Civil Rights in Tennessee
The Nashville sit-ins were part of a nonviolent direct action campaign to end racial segregation at lunch counters in Nashville, Tennessee. The initial sit-in campaign, coordinated by the Nashville Student Movement and Nashville Christian Leadership Council, lasted from February to May 1960 and was notable for its early success and emphasis on disciplined nonviolence. Though the initial campaign desegregated the downtown lunch counters, sit-ins, pickets, and protests against other segregated facilities continued in Nashville until passage of the Civil Rights Act of 1964 which ended overt, legally-sanctioned segregation nationwide. Many of the organisers of the Nashville sit-ins went on to become important leaders in the U.S. Civil Rights Movement.
Rev. James Lawson invited Martin Luther King Jr. to Memphis, Tennessee, in March 1968 to support a strike by sanitation workers. They had launched a campaign for union representation after two workers were accidentally killed on the job.
A day after delivering his famous "Mountaintop" sermon at Lawson's church, King was assassinated on April 4, 1968. Riots broke out in more than 110 cities across the United States in the days that followed, notably in Chicago, Baltimore, and in Washington, D.C. The damage done in many cities destroyed black businesses.

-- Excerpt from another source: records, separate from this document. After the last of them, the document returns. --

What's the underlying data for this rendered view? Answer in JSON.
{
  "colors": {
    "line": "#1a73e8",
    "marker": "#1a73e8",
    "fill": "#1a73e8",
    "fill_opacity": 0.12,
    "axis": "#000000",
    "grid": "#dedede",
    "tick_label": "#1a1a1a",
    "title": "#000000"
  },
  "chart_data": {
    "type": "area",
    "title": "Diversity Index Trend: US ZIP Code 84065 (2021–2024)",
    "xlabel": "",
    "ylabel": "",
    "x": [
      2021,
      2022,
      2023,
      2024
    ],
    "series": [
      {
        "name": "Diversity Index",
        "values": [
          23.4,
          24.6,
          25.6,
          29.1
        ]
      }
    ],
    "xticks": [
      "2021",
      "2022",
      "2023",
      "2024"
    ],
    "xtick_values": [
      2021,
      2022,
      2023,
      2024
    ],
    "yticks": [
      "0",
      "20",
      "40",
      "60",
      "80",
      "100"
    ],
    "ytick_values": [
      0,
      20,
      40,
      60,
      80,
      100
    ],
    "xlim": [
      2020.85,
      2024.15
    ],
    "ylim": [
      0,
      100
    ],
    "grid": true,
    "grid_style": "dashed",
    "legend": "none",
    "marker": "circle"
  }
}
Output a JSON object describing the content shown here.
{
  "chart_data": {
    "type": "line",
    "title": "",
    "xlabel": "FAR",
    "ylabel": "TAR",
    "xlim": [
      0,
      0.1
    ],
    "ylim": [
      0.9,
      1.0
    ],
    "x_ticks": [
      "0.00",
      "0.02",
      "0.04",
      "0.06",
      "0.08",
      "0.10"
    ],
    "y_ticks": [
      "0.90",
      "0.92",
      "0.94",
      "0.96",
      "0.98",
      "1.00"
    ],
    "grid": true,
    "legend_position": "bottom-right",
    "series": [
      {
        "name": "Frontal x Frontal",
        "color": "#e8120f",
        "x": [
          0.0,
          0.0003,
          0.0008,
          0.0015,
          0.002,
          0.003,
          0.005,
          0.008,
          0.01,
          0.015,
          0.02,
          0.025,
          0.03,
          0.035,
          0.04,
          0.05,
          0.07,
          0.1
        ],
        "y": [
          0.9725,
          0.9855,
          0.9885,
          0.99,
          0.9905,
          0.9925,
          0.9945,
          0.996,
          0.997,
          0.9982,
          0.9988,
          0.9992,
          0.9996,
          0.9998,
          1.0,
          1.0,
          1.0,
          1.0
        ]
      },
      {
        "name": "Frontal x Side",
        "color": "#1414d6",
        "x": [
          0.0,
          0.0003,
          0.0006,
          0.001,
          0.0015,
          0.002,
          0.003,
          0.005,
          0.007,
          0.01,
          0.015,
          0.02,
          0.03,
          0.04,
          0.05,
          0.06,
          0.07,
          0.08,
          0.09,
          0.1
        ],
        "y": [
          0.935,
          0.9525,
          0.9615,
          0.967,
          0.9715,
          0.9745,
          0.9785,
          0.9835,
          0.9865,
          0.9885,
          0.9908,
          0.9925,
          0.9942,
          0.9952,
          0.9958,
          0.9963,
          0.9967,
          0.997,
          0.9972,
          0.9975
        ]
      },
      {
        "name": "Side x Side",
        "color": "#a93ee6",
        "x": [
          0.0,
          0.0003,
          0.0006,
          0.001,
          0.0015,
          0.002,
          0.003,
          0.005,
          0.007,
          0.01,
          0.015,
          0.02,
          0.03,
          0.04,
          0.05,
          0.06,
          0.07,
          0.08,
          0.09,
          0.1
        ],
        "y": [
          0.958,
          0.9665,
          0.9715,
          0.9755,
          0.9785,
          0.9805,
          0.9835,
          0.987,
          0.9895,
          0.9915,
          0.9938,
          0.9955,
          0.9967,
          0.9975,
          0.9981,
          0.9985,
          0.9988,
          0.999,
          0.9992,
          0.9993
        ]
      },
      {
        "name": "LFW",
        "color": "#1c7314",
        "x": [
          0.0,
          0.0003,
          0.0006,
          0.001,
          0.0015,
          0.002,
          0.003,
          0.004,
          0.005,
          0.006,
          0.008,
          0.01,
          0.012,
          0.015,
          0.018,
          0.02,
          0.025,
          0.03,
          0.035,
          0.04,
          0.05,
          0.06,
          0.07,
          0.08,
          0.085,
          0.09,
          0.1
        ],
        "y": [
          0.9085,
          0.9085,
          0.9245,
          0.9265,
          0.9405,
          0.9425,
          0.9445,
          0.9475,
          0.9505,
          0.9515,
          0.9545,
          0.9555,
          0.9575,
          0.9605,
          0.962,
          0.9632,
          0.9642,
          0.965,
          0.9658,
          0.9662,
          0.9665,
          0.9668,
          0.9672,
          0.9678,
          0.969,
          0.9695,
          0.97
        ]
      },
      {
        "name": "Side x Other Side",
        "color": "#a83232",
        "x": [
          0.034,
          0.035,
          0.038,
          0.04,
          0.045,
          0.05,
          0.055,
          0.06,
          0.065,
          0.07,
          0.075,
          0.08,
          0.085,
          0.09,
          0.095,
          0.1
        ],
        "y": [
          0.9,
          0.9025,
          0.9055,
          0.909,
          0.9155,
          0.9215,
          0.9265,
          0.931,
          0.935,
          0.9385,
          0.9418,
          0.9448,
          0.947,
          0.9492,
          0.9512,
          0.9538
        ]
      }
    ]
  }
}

The day before King's funeral, April 8, Coretta Scott King and three of the King children led 20,000 marchers through the streets of Memphis, holding signs that read, "Honor King: End Racism" and "Union Justice Now". National Guardsmen lined the streets, perched on M-48 tanks, bayonets mounted, with helicopters circling overhead. On April 9 Mrs. King led another 150,000 in a funeral procession through the streets of Atlanta. Her dignity revived courage and hope in many of the Movement's members, cementing her place as the new leader in the struggle for racial equality.
National Civil Rights Museum, Memphis
The National Civil Rights Museum, at the historic Lorraine Motel in Memphis, is where civil rights leader Dr. Martin Luther King Jr. was assassinated. The Museum brings the movement to life, places events in a historical perspective and provides a focus of national rememberance. Since the Museum opened in 1991, close to 5-million visitors from around the world have come. Recognised as a center for civil rights and social change, the Museum is steadfast in its mission to share the culture and lessons from the Movement and explore how this significant era continues to shape equality and freedom globally.
Through interactive exhibits, historic collections, storytelling, dynamic speakers and events, the museum offers visitors a chance to walk through history and learn more about a tumultuous and inspiring perdiod of change. The Museum invites visitors to Join the Movement, take a stand and share your voice on issues that impact our society, our world.
The "Slavery and a Culture of Resistance" exhibit located in a large round room and is illuminated with maps and information about the Atlantic slave trade. Visitors can crouch into the hull of a slave ship and try to imagine what humans endured as part of the slave trade in the late 1700s. Step aboard a vintage bus and hear the altercation between a public transit system worker in Montgomery and Rosa Parks.
The 1963 March on Washington exhibit immerses the user into a life-like setting while an audio exverpt plays from Dr. Martin Luther King Jr.'s "I Have a Dream" speech.
Slave Haven Underground Railroad Museum, Memphis
Slave Haven Museum (or Burkle Estate as it is also known) is a white clapboard house built by Jacob Burkle in 1849. Rumour has is that this house on the Underground Railroad served as a way station for the runaway slaves. You can tour the house and visit the cellar where slaves used to wait to escape.